Mümkünü mümkün kılan Hakk’ın kendisidir. Âlemleri mümkün kılan onun nefesidir, Rahmânî nefesi. Neticede yapılan sûretler ve düzenlemeler ve boyamalar Hakk’tan ayrı olamaz. Biz biz de oldukça, ben yapıyorum-sen yaptın, bu böyle-şu şöyle, iyi- kötü ayırımları vardır.
Sorulara cevablar:
Çizilen sûretlere (kazâ) ancak onlarda ki çizimlere uygun, zamanı geldikçe ilâveler yapılacaktır. Bu ilâveler önceden belirlenmiştir (kader) ama önceliği sonralığı vardır. Burada zâhirî olarak Tenzih Mertebesidir diyebiliriz. (Ama aslında hakikat Mertebesini anlatıyor.)
Eğer doğa ve insân tasvirleri olsaydı, âlemlerin kendinde cem olduğunu yaşayacaktı. “Âlemlere sığmam, mümin kulumun gönlüne sığarım” hakikatini yaşardı. Zât mertebelerini yaşardı. Zâhiren renk ve düzenleme seçeneği var gibi görünse de yoktur. Dileyen sûretleri çizendir. Tasvirci ressam olduğuna göre, tasavvur makamında Hakk makamında.
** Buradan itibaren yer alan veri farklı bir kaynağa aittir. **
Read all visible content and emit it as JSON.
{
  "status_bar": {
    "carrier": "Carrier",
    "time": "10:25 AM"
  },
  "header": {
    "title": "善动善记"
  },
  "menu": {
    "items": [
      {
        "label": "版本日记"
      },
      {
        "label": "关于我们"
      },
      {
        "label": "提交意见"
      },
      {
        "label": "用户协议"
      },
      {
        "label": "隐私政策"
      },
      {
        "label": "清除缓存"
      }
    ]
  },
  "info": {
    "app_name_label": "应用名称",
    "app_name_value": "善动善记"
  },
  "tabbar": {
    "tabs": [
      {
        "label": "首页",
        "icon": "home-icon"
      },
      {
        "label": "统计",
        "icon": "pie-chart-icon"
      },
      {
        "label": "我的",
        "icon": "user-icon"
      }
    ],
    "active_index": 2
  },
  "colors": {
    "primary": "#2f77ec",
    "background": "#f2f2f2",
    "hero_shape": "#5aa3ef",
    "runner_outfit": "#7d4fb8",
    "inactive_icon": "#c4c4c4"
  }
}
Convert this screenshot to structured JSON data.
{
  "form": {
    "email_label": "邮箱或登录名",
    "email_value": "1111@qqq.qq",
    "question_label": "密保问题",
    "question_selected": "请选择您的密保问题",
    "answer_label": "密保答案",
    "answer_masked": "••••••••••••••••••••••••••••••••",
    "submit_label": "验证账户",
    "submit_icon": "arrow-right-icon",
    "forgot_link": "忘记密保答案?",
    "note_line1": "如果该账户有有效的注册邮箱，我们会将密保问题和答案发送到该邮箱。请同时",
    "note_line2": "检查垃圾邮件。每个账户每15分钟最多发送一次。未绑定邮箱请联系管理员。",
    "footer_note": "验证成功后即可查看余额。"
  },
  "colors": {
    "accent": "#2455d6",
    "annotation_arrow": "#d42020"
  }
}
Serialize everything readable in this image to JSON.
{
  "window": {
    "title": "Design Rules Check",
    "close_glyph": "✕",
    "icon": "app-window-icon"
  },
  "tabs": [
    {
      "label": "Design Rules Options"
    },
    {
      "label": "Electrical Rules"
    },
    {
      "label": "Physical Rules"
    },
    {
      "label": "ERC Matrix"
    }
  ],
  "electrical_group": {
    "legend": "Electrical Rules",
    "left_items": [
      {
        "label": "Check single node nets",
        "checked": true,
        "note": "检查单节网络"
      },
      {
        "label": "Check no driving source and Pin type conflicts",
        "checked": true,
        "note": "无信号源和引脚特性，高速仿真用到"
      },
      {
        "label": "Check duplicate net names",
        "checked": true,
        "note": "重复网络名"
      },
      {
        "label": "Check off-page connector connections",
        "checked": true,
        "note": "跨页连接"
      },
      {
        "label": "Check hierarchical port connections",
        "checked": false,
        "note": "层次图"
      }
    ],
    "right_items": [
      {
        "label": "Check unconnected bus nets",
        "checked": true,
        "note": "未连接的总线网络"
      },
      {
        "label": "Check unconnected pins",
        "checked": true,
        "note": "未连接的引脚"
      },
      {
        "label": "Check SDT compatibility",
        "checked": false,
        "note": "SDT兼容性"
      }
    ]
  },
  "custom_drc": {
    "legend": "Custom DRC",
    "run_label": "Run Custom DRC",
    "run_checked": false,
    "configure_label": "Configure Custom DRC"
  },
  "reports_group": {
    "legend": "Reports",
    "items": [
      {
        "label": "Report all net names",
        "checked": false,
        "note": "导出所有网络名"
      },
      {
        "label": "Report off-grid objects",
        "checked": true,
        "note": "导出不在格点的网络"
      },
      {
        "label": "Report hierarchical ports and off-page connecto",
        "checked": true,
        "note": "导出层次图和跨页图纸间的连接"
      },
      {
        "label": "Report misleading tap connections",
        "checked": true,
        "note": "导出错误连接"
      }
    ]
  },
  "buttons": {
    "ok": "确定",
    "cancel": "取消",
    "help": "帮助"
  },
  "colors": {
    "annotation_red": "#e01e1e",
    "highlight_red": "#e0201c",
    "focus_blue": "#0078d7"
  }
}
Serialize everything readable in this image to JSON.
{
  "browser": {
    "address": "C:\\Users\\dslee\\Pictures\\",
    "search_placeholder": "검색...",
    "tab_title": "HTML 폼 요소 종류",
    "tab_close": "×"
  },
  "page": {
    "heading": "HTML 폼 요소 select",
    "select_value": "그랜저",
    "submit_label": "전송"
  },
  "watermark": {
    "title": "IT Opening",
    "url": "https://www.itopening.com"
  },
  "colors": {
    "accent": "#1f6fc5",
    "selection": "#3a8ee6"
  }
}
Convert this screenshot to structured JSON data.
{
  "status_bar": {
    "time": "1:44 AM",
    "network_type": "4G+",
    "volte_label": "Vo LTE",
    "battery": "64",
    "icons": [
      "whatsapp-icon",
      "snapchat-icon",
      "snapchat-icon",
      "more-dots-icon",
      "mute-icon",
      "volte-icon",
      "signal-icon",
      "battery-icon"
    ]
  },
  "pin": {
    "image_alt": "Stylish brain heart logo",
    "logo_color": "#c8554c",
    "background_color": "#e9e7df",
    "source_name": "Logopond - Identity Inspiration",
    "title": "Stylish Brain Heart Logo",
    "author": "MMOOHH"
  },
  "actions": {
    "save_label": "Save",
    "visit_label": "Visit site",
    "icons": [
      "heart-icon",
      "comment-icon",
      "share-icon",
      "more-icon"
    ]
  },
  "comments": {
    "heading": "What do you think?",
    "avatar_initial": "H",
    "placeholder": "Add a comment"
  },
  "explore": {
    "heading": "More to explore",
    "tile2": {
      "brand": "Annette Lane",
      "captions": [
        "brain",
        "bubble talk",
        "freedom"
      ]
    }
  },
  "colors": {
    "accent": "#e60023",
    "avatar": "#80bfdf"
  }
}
Letâfete geldikçe herhalde daha detaylar çizilirdi, daha kapsamlı gelişmesi olsun diye. Kulak, Göz, Kalb gibi. Aslında bu kıssa bize TEVHİDİ anlatmaktadır.
Allah razı olsun. Hürmetle ellerinizden operim.
*************__(60)Fi._K.__Selâmün_aleyküm_Terzi_Babam,_Halifem,__Bismillâhirrahmânirahîm.'>*************__(59)_Fe….._Ç…..__Selâmün_aleyküm_Terzi_Babam,_Halifem,__Bismillâhirrahmânirahîm.__1'>*************__(58)_Ez….._Ç…..__Selâmün_aleyküm_Terzi_Babam,_Halifem,__Bismillâhirrahmânirahîm.'>*************
(57) Be….. S….. G…..
Selâmün aleyküm Terzi Babam, Halifem,
Bismillâhirrahmânirahîm.
Belirli bir zaman ve mekân kaydında olmayan bir kişi, aslında Tasvirci Ressamın içinden biri, sorgusuz sualsiz vakti geldiğinde
kendisini ziyarete gelir. Bir müddet dinlenerek bir durum tespiti yaptıktan sonra duvardaki yani semanın inşaasındaki ve her yerdeki hayvân resimlerini görür. "Hay" zikri içinde "yapılacak başka resim yok mu?" diyerek, tatlı-sert arkadaşına sorar. Arkadaşı cevap verir; "Fiilin fâili Allah'tır" (kendini Allah'ta ifnâ ettiğinden Allah Ehadtır) der. Yukarıdaki çiziyor der iken, gönlündeki "Zat, Manâ çiziyor" der.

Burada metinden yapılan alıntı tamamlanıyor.